While waiting for my room to be ready, I took a peaceful early morning walk down to the Tagus river.  Lisbon eats late and sleeps late, so between 7:30 and 9:00 on a Saturday morning I had the streets to myself.  Heading out again in the late afternoon necessitated turning edgewise to get through a sea of pedestrians, dogs, and street vendors. 

Pedestrian street toward the Praça do Comércio at 8:30 Saturday morning
Same street at 5:30 Saturday afternoon

The hotel is on Avenida Liberdade, a boulevard lined with chi-chi stores (Rolex, Armani, Prada, etc.) and beautifully tiled sidewalks and plazas.  The sidewalks merit mention because esthetics come at a price:  the tiles are uneven, making walking (particularly after a sleepless overnight flight) less of an automatic experience than one might wish.  Then there’s the beautiful Praça Rossio, tiled in a moire pattern that gives the impression that the ground is undulating.

Moire tile pattern, Praça Rossio
Typical architecture – wooden door, tiled walls, ornate railing

Many buildings have partially tiled facades (blue seems to be a favorite) and intricate, wrought iron railings.  At the center of most plazas stands a statue (often serving as a seagull’s perch) of a war hero or king, occasionally surrounded by a fountain.  (Portugal has fought many wars, producing many war heros and a commensurate number of statues,) The main pedestrian route to the river passes under a stately arch before ending at large square (the Praça do Comércio) that’s home to the Beer Museum of Portugal, among other august institutions. 
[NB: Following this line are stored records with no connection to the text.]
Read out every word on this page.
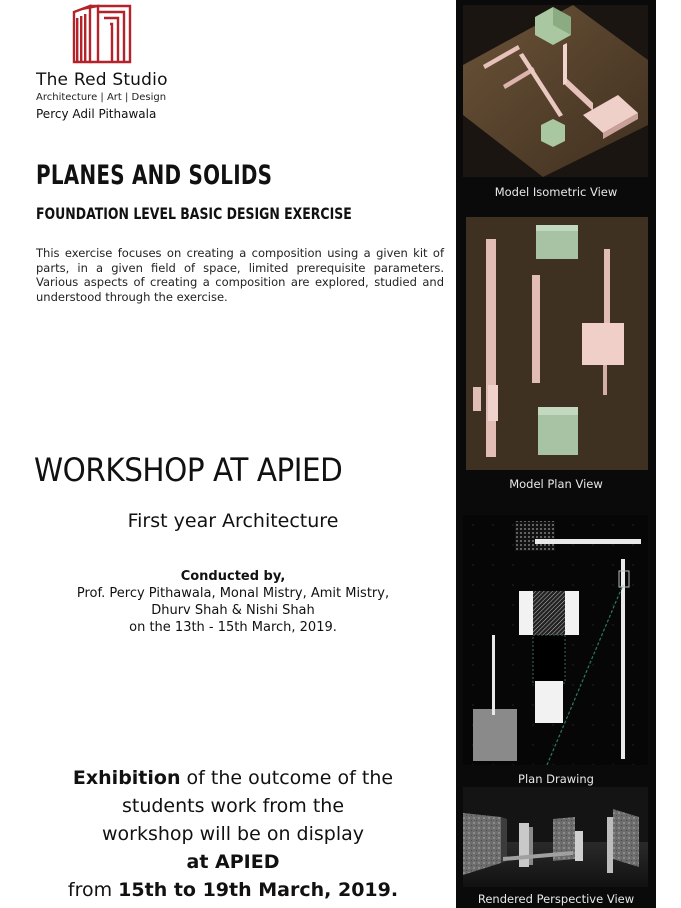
The Red Studio
Architecture | Art | Design
Percy Adil Pithawala
PLANES AND SOLIDS
FOUNDATION LEVEL BASIC DESIGN EXERCISE

This exercise focuses on creating a composition using a given kit of parts, in a given field of space, limited prerequisite parameters. Various aspects of creating a composition are explored, studied and understood through the exercise.

WORKSHOP AT APIED
First year Architecture
Conducted by,
Prof. Percy Pithawala, Monal Mistry, Amit Mistry,
Dhurv Shah & Nishi Shah
on the 13th - 15th March, 2019.
Exhibition of the outcome of the
students work from the
workshop will be on display
at APIED
from 15th to 19th March, 2019.
Model Isometric View
Model Plan View
Plan Drawing
Rendered Perspective View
Praça do Comércio, early Saturday morning
Rua Augusta Arch
Santa Justa lift, one of the elevators taking pedestrians up LIsbon’s seven hills

Day one in Lisbon culminated with a delicious dinner at a restaurant called A Gina, a spot patronized primarily by locals.  The food was hearty and fine, the sangria refreshing, the staff attentive, and the company (friends Andy and Char, with whom I’m traveling) delightful.